Use if: You need modules that break when threads are used, like mod_php
. Even then, consider using FastCGI and php-fpm
.
Don't use if: Your modules won't break in threading.
mpm_worker
uses threading - which is a big help for concurrency. Worker spins off some child processes, which in turn spin off child threads; similar to prefork, some spare threads are kept ready if possible, to service incoming connections. This approach is much kinder on RAM, since the thread count doesn't have a direct bearing on memory use like the server count does in prefork. It also handles concurrency much more easily, since the connections just need to wait for a free thread (which is usually available) instead of a spare server in prefork.
Use if: You're on Apache 2.2, or 2.4 and you're running primarily SSL.
Don't use if: You really can't go wrong, unless you need prefork for compatibility.
However, note that the treads are attached to connections and not requests - which means that a keep-alive connection always keeps a hold of a thread until it's closed (which can be a long time, depending on your configuration). Which is why we have..
mpm_event
is very similar to worker, structurally; it's just been moved from 'experimental' to 'stable' status in Apache 2.4. The big difference is that it uses a dedicated thread to deal with the kept-alive connections, and hands requests down to child threads only when a request has actually been made (allowing those threads to free back up immediately after the request is completed). This is great for concurrency of clients that aren't necessarily all active at a time, but make occasional requests, and when the clients might have a long keep-alive timeout.
The exception here is with SSL connections; in that case, it behaves identically to worker (gluing a given connection to a given thread until the connection closes).

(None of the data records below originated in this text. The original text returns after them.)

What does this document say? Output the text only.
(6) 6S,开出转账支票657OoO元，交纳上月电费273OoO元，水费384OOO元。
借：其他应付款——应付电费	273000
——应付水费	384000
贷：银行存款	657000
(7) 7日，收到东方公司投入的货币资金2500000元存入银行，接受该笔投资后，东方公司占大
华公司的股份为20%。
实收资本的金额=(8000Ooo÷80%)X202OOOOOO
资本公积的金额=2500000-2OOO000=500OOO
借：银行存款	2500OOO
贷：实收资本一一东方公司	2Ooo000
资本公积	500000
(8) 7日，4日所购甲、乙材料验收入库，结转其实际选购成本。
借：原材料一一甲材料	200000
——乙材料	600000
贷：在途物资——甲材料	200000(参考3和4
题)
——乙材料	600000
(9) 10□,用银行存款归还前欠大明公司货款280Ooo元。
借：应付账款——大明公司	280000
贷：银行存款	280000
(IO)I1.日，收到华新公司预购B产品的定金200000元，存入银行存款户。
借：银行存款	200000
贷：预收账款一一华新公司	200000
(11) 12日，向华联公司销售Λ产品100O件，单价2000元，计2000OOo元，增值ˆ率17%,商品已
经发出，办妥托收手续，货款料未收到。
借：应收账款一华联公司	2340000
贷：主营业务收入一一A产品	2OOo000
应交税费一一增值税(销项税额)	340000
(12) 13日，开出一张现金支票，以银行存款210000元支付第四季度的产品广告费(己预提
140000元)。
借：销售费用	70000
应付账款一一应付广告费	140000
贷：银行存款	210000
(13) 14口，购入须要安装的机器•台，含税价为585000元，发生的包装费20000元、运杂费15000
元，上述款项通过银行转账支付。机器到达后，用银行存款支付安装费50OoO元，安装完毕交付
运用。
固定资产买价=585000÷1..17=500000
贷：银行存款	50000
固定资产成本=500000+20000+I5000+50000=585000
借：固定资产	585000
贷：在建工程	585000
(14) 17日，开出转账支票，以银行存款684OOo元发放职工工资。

Use if: You're on Apache 2.4 and like threads, but you don't like having threads waiting for idle connections. Everyone likes threads!
Don't use if: You're not on Apache 2.4, or you need prefork for compatibility.
In today's world of slowloris, AJAX, and browsers that like to multiplex 6 TCP connections (with keep-alive, of course) to your server, concurrency is an important factor in making your server scale and scale well. Apache's history has tied it down in this regard, and while it's really still not up to par with the likes of nginx or lighttpd in terms of resource usage or scale, it's clear that the development team is working toward building a web server that's still relevant in today's high-request-concurrency world.
Best Answer
MPMs are configured in to your apache server at compile time. So to use a different MPM you would have to recompile apache, or install a different pre compiled binary with the desired MPM (if it is available for your OS). However for most purposes the
prefork
MPM is just fine, especially if you're going to run PHP. PHP is not considered thread safe, so you shouldn't useworker
, andevent
is experimental...So stay with
prefork
and the only parameters of relevance to you are the one in the<IfModule mpm_prefork_module>
section. What the best values are for you mainly depends on how many concurrent users you expect, and how that varies. I would start with just leaving the parameters as they are, and only start performance tuning if you really run in to performance issues. Use the status page to look at how many clients typically connect to your server. If you do end up serving more than 150 concurrent users increas MaxClients.